Anchors Aweigh was Kelly's first chance to choreograph an entire film and the result is very pleasing. Kelly sets up a number of memorable dance numbers for himself, each of which shows off his amazing talent to optimal effect. But Kelly wasn't content to offer simple dance numbers. He wanted something that would really thrill the audience and so he approached Walt Disney with the idea that one of the numbers in Anchors Aweigh would feature Kelly dancing with Walt's biggest star Mickey Mouse. Of course Disney wasn't thrilled by the idea of his rodent superstar appearing in another studio's picture so MGM fell back on it's own animated mouse and gave to part to Jerry of Tom and Jerry fame. The result is one of the earliest and best examples of live action and animated characters interacting in the same frame. Jerry and Kelly do an entire number and the illusion that they're actually together is almost seamless.
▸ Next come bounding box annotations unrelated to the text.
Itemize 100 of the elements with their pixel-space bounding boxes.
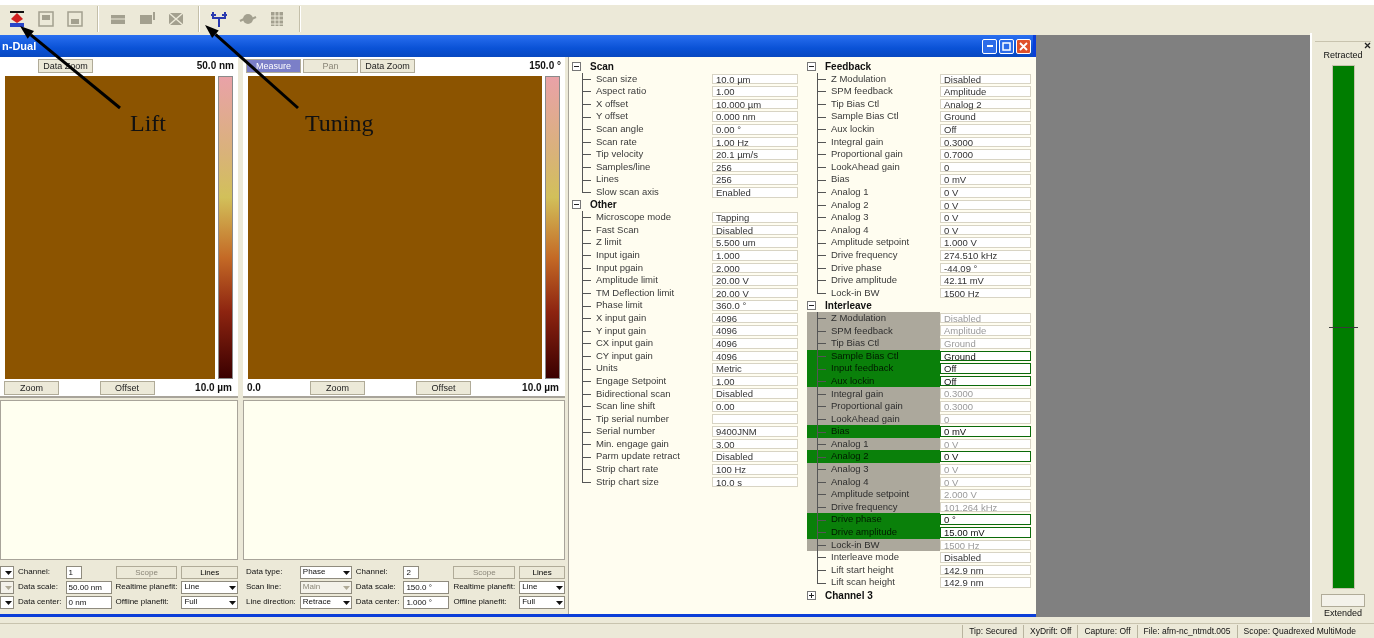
collapse-icon[interactable] — [572, 61, 581, 71]
collapse-icon[interactable] — [807, 61, 816, 71]
parameter-value[interactable]: 0 V — [940, 199, 1031, 211]
parameter-value[interactable]: Ground — [940, 350, 1031, 362]
parameter-value[interactable]: 142.9 nm — [940, 564, 1031, 576]
parameter-value[interactable]: 1.000 V — [940, 237, 1031, 248]
parameter-label: Analog 1 — [831, 438, 869, 450]
parameter-value[interactable]: 1500 Hz — [940, 287, 1031, 299]
dropdown[interactable]: Phase — [299, 565, 352, 579]
group-title: Interleave — [825, 300, 872, 312]
parameter-value[interactable]: 4096 — [712, 338, 798, 349]
parameter-value[interactable]: 15.00 mV — [940, 526, 1031, 538]
dropdown[interactable]: Line — [181, 580, 238, 594]
parameter-value[interactable]: 0 V — [940, 224, 1031, 236]
parameter-label: Input pgain — [596, 262, 643, 273]
parameter-value[interactable]: 100 Hz — [712, 464, 798, 475]
parameter-value[interactable]: 0.3000 — [940, 136, 1031, 148]
parameter-value[interactable]: 0.00 ° — [712, 123, 798, 135]
parameter-value[interactable]: 20.00 V — [712, 275, 798, 286]
parameter-label: Microscope mode — [596, 212, 671, 223]
parameter-value[interactable]: 4096 — [712, 312, 798, 324]
parameter-value[interactable]: 1.00 — [712, 375, 798, 387]
dropdown[interactable]: Full — [519, 595, 565, 609]
parameter-value[interactable]: -44.09 ° — [940, 262, 1031, 274]
collapse-icon[interactable] — [807, 301, 816, 311]
view-button[interactable]: Measure — [246, 58, 301, 73]
parameter-value[interactable]: 0 V — [940, 212, 1031, 223]
image-tool-button[interactable]: Offset — [99, 380, 155, 395]
parameter-value[interactable]: 256 — [712, 161, 798, 173]
view-button[interactable]: Data Zoom — [360, 58, 415, 73]
input-field[interactable]: 2 — [403, 565, 420, 579]
parameter-value[interactable]: 0 V — [940, 186, 1031, 198]
parameter-label: Lines — [596, 174, 619, 185]
parameter-value[interactable]: 0 — [940, 161, 1031, 173]
parameter-value[interactable]: Tapping — [712, 212, 798, 223]
parameter-value[interactable]: Disabled — [940, 552, 1031, 563]
parameter-value[interactable]: Disabled — [940, 73, 1031, 85]
parameter-label: Tip velocity — [596, 149, 644, 160]
parameter-value[interactable]: Off — [940, 375, 1031, 387]
parameter-value[interactable]: 4096 — [712, 350, 798, 362]
parameter-value[interactable]: 0 V — [940, 451, 1031, 462]
parameter-value[interactable]: 0.7000 — [940, 149, 1031, 160]
parameter-value[interactable]: 5.500 um — [712, 237, 798, 248]
parameter-value[interactable]: 9400JNM — [712, 426, 798, 437]
expand-icon[interactable] — [807, 590, 816, 600]
parameter-value[interactable]: 2.000 — [712, 262, 798, 274]
parameter-value[interactable]: 0.00 — [712, 401, 798, 412]
parameter-value[interactable]: 42.11 mV — [940, 275, 1031, 286]
dropdown[interactable]: Retrace — [299, 595, 352, 609]
parameter-value[interactable]: 360.0 ° — [712, 300, 798, 311]
input-field[interactable]: 150.0 ° — [403, 580, 450, 594]
collapse-icon[interactable] — [572, 200, 581, 210]
input-field[interactable]: 1 — [65, 565, 82, 579]
parameter-value[interactable]: 3.00 — [712, 438, 798, 450]
button[interactable]: Lines — [519, 565, 565, 579]
image-tool-button[interactable]: Zoom — [309, 380, 365, 395]
parameter-value[interactable]: 256 — [712, 174, 798, 185]
parameter-value[interactable]: Disabled — [712, 451, 798, 462]
dropdown[interactable]: Full — [181, 595, 238, 609]
parameter-value[interactable]: 0 mV — [940, 174, 1031, 185]
close-button[interactable] — [1016, 38, 1031, 54]
maximize-button[interactable] — [999, 38, 1014, 54]
parameter-value[interactable]: Amplitude — [940, 86, 1031, 97]
parameter-value[interactable]: Off — [940, 123, 1031, 135]
input-field[interactable]: 50.00 nm — [65, 580, 112, 594]
dropdown[interactable] — [0, 595, 14, 609]
field-label: Offline planefit: — [115, 597, 170, 607]
button[interactable]: Lines — [181, 565, 238, 579]
parameter-value[interactable]: 0.000 nm — [712, 111, 798, 122]
parameter-value[interactable]: 4096 — [712, 325, 798, 337]
field-label: Channel: — [18, 567, 52, 577]
parameter-value[interactable]: Disabled — [712, 388, 798, 400]
parameter-value[interactable]: 142.9 nm — [940, 577, 1031, 588]
image-tool-button[interactable]: Offset — [416, 380, 472, 395]
dropdown[interactable] — [0, 565, 14, 579]
parameter-value[interactable]: Off — [940, 363, 1031, 374]
parameter-value[interactable]: 0 mV — [940, 426, 1031, 437]
parameter-value[interactable]: Disabled — [712, 224, 798, 236]
parameter-value[interactable]: Analog 2 — [940, 98, 1031, 110]
input-field[interactable]: 1.000 ° — [403, 595, 450, 609]
parameter-value[interactable]: 1.00 Hz — [712, 136, 798, 148]
image-tool-button[interactable]: Zoom — [4, 380, 59, 395]
parameter-value[interactable]: 1.000 — [712, 249, 798, 261]
parameter-label: Proportional gain — [831, 401, 903, 412]
dropdown[interactable]: Line — [519, 580, 565, 594]
parameter-value[interactable]: 274.510 kHz — [940, 249, 1031, 261]
parameter-label: X offset — [596, 98, 629, 110]
parameter-value[interactable]: 20.00 V — [712, 287, 798, 299]
input-field[interactable]: 0 nm — [65, 595, 112, 609]
parameter-value[interactable]: Enabled — [712, 186, 798, 198]
parameter-value[interactable]: 10.0 s — [712, 476, 798, 488]
minimize-button[interactable] — [982, 38, 997, 54]
parameter-value[interactable]: Ground — [940, 111, 1031, 122]
parameter-value[interactable]: 1.00 — [712, 86, 798, 97]
parameter-value[interactable]: 10.0 µm — [712, 73, 798, 85]
parameter-value[interactable]: 20.1 µm/s — [712, 149, 798, 160]
window-icon — [65, 9, 85, 29]
parameter-value[interactable]: 0 ° — [940, 514, 1031, 525]
parameter-value[interactable]: 10.000 µm — [712, 98, 798, 110]
parameter-value[interactable]: Metric — [712, 363, 798, 374]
Anchors Aweigh is something of a mixed bag when it comes to on-screen images. Perhaps as much as ninety percent of the film is in great condition. The picture is solid, there are very few instances of scratching and pinholes, the three strip Technicolor is presented very well with a minimum amount of color bleeding and the black levels are deep and velvety. Unfortunately the remaining ten percent of the film suffers from a significant issue in the form of registration problems with the blue channel. In some scenes the blue color information is so skewed that it produces a distinct ghost image below and to the right of dark objects. In others the problem is more subtle, making the picture look fuzzy and out of focus. This seems to be the result of shrinking in the blue Technicolor strip and though it's understandable for a film this age it really distracts from enjoyment of the movie.
The monaural soundtrack for Anchors Aweigh is in much better condition than the video images. The dynamic range is predictably limited but the track is crisp and clear with a minimum amount of hiss. The voices and music are nicely mixed and I couldn't detect any clipping or distortion.
Though the packaging would have you believe otherwise you wont find much in the way of extra content on this disc. The primary item is a short clip (less than five minutes) from MGM's 'When the Lion Roars' documentary. The segment focuses on the animated sequence and includes a brief interview with William Hanna and Joseph Barbera. Next there's a collection of trailers for MGM musicals including Anchors Aweigh, On the Town and Take Me Out to the Ballgame. Finally Warner has included a single text screen listing the films cast and crew.
Anchors Aweigh is far from the best example of the Hollywood musical but it is significant for its innovative use of animation and live action footage. The quality of video images on this disc really degrades its value and Warner didn't help the situation by offering such a bare bones DVD. If you're a fan of this film the disc probably won't disappoint you but if you've never seen the film before you'll definitely want to rent first.